Answer
Faith and hope are distinct yet related. That there is a difference between faith and hope is evident in 1 Corinthians 13:13, “Now these three remain: faith, hope and love. But the greatest of these is love.” Two of the three greatest gifts are faith and hope, listed separately. That faith and hope are related concepts is seen in Hebrews 11:1, “Faith is confidence in what we hope for.”
Faith is a complete trust or confidence in something. Faith involves intellectual assent to a set of facts and trust in those facts. For example, we have faith in Jesus Christ. This means we completely trust Jesus for our eternal destiny. We give intellectual assent to the facts of His substitutionary death and bodily resurrection, and we then trust in His death and resurrection for our salvation.
Biblical hope is built on faith. Hope is the earnest anticipation that comes with believing something good. Hope is a confident expectation that naturally stems from faith. Hope is a peaceful assurance that something that hasn’t happened yet will indeed happen. Hope must involve something that is as yet unseen: “Hope that is seen is no hope at all. Who hopes for what they already have?” (Romans 8:24). Jesus’ return is our “blessed hope” (Titus 2:13)—we can’t see Him yet, but we know He’s coming, and we anticipate that event with joy.
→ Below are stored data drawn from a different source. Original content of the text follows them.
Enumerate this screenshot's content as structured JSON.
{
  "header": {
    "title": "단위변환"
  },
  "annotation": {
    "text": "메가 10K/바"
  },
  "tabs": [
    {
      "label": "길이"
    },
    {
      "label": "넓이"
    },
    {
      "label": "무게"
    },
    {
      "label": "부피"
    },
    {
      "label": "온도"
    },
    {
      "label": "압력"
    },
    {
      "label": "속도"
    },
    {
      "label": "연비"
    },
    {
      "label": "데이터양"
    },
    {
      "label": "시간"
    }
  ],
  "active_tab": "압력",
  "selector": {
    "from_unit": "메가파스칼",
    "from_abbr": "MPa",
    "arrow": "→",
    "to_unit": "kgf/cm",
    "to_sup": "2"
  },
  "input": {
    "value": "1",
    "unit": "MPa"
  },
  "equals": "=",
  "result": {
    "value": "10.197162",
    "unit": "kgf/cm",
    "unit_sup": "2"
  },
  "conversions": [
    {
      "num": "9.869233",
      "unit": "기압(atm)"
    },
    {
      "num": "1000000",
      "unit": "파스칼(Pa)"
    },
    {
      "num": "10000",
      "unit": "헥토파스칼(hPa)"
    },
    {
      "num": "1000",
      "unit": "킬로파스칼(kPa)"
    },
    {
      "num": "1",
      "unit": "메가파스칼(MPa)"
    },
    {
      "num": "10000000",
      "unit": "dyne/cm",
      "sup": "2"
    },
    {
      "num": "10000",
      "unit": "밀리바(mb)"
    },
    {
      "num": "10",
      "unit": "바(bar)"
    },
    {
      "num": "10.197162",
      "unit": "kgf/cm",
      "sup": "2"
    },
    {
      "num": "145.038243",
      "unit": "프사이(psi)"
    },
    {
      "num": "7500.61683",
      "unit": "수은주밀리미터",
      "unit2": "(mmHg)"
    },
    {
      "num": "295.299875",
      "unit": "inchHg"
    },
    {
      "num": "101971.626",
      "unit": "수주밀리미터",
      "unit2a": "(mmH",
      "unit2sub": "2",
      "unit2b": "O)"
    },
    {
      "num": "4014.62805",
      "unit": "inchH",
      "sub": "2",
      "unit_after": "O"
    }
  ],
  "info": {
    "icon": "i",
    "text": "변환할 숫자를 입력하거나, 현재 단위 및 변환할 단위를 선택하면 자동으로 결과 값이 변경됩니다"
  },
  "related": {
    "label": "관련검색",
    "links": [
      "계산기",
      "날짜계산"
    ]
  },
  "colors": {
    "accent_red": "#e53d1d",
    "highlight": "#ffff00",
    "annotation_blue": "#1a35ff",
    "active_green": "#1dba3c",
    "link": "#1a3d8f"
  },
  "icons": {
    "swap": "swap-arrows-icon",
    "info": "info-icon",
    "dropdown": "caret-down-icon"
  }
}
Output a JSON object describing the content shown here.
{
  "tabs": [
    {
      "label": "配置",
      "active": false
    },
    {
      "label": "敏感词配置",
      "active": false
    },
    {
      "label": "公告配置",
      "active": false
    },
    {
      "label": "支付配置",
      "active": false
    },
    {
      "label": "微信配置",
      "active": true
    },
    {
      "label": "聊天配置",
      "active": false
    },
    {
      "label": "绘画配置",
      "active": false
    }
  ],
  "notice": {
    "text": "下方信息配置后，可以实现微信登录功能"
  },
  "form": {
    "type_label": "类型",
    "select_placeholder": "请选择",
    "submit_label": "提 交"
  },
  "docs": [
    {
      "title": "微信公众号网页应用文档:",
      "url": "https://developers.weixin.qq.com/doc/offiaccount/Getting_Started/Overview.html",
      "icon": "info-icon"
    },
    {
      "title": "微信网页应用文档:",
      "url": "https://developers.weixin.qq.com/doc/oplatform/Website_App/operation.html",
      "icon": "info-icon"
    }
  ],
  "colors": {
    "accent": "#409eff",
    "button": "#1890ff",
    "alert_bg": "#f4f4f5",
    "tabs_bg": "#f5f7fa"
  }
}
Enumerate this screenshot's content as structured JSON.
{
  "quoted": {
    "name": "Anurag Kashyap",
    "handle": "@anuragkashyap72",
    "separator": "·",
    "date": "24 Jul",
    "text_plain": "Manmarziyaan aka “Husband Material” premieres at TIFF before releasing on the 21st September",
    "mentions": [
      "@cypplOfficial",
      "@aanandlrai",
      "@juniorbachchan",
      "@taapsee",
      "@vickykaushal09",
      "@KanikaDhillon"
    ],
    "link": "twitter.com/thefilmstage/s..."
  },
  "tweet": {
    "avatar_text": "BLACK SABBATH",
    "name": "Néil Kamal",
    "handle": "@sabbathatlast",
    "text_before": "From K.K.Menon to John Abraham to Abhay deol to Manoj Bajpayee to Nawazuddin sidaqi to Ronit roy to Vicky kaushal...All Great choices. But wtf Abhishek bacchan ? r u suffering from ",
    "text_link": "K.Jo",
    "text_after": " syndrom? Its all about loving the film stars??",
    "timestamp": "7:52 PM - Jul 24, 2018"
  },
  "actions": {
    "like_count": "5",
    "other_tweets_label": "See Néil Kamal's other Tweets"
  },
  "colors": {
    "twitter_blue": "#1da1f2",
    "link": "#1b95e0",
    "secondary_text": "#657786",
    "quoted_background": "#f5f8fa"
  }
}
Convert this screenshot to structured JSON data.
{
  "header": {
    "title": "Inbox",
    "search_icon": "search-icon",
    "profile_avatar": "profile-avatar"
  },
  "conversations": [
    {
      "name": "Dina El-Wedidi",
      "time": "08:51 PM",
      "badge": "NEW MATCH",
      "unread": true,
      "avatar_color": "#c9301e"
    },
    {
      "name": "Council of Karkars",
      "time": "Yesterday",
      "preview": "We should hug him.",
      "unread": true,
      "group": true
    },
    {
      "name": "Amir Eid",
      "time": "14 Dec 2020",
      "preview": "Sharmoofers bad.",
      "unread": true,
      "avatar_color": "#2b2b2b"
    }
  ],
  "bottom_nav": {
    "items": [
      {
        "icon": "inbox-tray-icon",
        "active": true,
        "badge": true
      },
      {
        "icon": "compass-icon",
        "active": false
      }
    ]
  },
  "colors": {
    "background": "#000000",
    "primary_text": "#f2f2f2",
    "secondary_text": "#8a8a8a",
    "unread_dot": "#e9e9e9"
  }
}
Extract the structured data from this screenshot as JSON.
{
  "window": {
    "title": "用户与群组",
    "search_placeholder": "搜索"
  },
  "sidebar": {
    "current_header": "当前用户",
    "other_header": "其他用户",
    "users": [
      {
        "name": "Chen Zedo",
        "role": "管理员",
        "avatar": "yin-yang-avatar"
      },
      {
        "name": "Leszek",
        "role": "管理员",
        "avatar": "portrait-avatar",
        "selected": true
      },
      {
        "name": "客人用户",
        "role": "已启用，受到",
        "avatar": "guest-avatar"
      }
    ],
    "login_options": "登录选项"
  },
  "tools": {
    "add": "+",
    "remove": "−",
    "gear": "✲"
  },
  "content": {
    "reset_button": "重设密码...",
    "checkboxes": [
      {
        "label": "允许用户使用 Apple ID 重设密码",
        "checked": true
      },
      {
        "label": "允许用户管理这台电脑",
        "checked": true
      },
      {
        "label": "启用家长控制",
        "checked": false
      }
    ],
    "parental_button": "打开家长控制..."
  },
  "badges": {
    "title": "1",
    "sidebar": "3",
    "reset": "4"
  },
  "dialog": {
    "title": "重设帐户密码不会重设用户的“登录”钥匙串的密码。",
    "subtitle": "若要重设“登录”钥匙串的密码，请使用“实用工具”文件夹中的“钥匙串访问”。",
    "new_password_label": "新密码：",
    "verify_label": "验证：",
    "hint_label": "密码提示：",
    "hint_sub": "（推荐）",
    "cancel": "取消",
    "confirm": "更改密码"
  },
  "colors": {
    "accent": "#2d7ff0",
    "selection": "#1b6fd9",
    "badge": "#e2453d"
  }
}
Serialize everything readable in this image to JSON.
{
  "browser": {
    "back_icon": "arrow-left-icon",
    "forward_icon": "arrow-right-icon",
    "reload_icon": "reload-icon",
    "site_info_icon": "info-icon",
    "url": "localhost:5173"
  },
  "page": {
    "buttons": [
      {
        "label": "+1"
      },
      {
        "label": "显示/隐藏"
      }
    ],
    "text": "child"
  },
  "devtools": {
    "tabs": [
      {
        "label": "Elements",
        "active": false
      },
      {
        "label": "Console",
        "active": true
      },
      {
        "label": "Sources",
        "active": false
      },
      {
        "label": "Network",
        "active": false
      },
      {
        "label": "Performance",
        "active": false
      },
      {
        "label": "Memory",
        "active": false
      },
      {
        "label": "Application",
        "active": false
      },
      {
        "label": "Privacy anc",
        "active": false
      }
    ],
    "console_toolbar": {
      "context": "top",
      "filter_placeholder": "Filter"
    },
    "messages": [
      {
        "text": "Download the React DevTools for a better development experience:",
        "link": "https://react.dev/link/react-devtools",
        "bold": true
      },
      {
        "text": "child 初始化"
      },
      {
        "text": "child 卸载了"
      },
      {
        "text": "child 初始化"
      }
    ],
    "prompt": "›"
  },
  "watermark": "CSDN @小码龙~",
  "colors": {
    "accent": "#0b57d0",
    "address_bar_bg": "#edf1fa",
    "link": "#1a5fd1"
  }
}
Jesus said He is coming again (John 14:3). By faith, we trust Jesus’ words, and that leads to hope that we will one day be with Him forever. Jesus was resurrected from the dead, “the firstfruits of those who have fallen asleep” (1 Corinthians 15:20). That is the basis for our faith. Then we have Jesus’ promise: “Because I live, you also will live” (John 14:19). That is the basis of our hope.
The relationship between faith and hope can be illustrated in the joy a child feels when his father tells him they are going to an amusement park tomorrow. The child believes that he will go to the amusement park, based on his father’s word—that is faith. At the same time, that belief within the child kindles an irrepressible joy—that is hope. The child’s natural trust in his father’s promise is the faith; the child’s squeals of delight and jumping in place are the expressions of the hope.
Faith and hope are complementary. Faith is grounded in the reality of the past; hope is looking to the reality of the future. Without faith, there is no hope, and without hope there is no true faith. Christians are people of faith and hope. We have “the hope of eternal life, which God, who does not lie, promised before the beginning of time” (Titus 1:2).